Ebay Ad UK Government
An advert features the current UK Government of 2017 for sale on the online bidding website Ebay Screenshot - Ebay

You can really find everything on Ebay, as demonstrated by this newly listed ad. The UK government is up for sale on the online auction platform and bids are still going. According to the ad, they have some "deep flaws" but "do need a good home."

User lizzymac-uk is selling one "USED" government and is eager to do so quickly, as she writes that a "new stock [is] arriving soon."

Describing the product, she advises potential bidders that the government can be used as "garden gnomes" but can also "frighten the neighbours," and should be kept away from the shade, as they "have a tendency to migrate over to the dark side."
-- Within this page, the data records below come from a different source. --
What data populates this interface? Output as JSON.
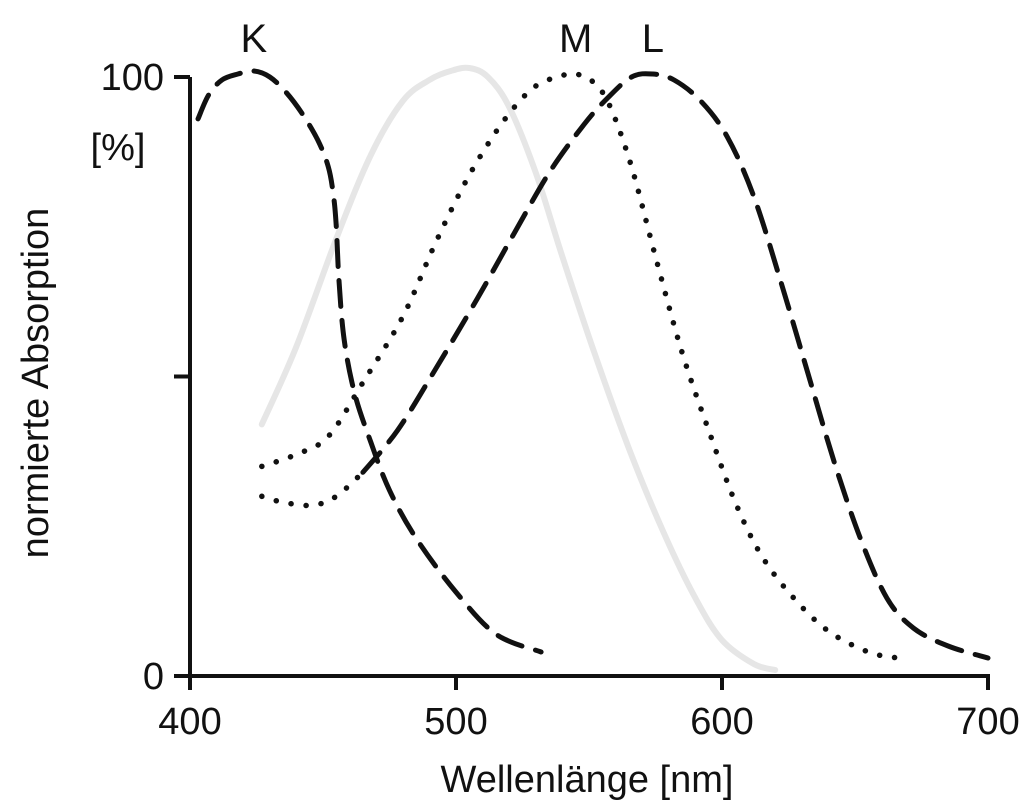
{
  "chart_data": {
    "type": "line",
    "xlabel": "Wellenlänge [nm]",
    "ylabel": "normierte Absorption",
    "y_unit_label": "[%]",
    "xlim": [
      400,
      700
    ],
    "ylim": [
      0,
      100
    ],
    "x_ticks": [
      400,
      500,
      600,
      700
    ],
    "y_ticks": [
      0,
      50,
      100
    ],
    "y_tick_labels": [
      "0",
      "",
      "100"
    ],
    "x_tick_labels": [
      "400",
      "500",
      "600",
      "700"
    ],
    "grid": false,
    "legend": "none; series labels printed above curve peaks",
    "colors": {
      "ink": "#111111",
      "ghost": "#e6e6e6",
      "background": "#ffffff"
    },
    "series": [
      {
        "name": "K",
        "style": "dashed",
        "x": [
          403,
          407,
          412,
          418,
          424,
          430,
          436,
          442,
          448,
          452,
          454,
          455,
          456,
          458,
          462,
          468,
          475,
          485,
          500,
          515,
          532
        ],
        "y": [
          93,
          97,
          99.5,
          100.5,
          101,
          100,
          97.5,
          94,
          89.5,
          85,
          80,
          75,
          66,
          56,
          47,
          39,
          31,
          23,
          14,
          7,
          4
        ]
      },
      {
        "name": "M",
        "style": "dotted",
        "x": [
          427,
          440,
          452,
          465,
          480,
          492,
          503,
          513,
          522,
          530,
          538,
          545,
          552,
          558,
          566,
          575,
          585,
          595,
          605,
          615,
          627,
          640,
          655,
          666
        ],
        "y": [
          35,
          37,
          40,
          49,
          60,
          72,
          82,
          89.5,
          95,
          98.5,
          100,
          100.5,
          99,
          95,
          85,
          70,
          54,
          41,
          29,
          20,
          13,
          7.5,
          4,
          3
        ]
      },
      {
        "name": "L",
        "style": "dotted-dashed",
        "x": [
          427,
          435,
          446,
          455,
          465,
          478,
          492,
          508,
          522,
          535,
          548,
          557,
          566,
          574,
          582,
          592,
          602,
          612,
          622,
          632,
          642,
          652,
          662,
          672,
          685,
          700
        ],
        "y": [
          30,
          29,
          28.5,
          30,
          34,
          41,
          51,
          63,
          74,
          84,
          92,
          96.5,
          100,
          100.5,
          99.5,
          96,
          90,
          80,
          66,
          51,
          36,
          23,
          13,
          8,
          5,
          3
        ]
      },
      {
        "name": "",
        "style": "ghost",
        "x": [
          427,
          440,
          455,
          468,
          480,
          490,
          498,
          505,
          512,
          520,
          530,
          540,
          552,
          565,
          578,
          590,
          600,
          612,
          620
        ],
        "y": [
          42,
          55,
          73,
          87,
          96,
          99.5,
          101,
          101.5,
          100,
          95,
          84,
          70,
          54,
          38,
          24,
          13,
          6,
          2,
          1
        ]
      }
    ]
  }
}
The description goes on to mention that they repel wildlife and that "foxes hate them" in a nod to Theresa May's announcement that she would bring back fox hunting.

Bidders are expected to place their offers by 20 June,the last day of the auction. Foreign buyers are more than welcomed, as lizzymac-uk states she's "more than happy to ship them overseas."

The ad has gathered 27 bids so far, although none of them higher than £49. All profits of the sale will go to Comic Relief.

Almost a week after the General Election on 8 June, at which the Conservative Party performed worse than they expected, many voters have expressed their discontent with Theresa May's government. The Prime Minister is struggling to retain some kind of majority in the Parliament.

May's current efforts to form an alliance with the Democratic Unionist Party has drawn concerns from senior Conservatives, such as former prime ministers David Cameron and Sir John Major.

Major suggested Theresa May put an end to the deal on BBC Radio 4's World at One. The former prime minister said: "I am concerned about the deal. I am wary about it. I am dubious about it. Both for peace process reasons, but also for other reasons as well," on Tuesday.

Sir John Major was referring to the Good Friday Agreement of 1998, which states the UK and Irish administrations must demonstrate "rigorous impartiality".

On June 15, May is due to meet with Northern Ireland's five main parties at Downing Street, where they will voice their concerns about a Conservative-DUP deal.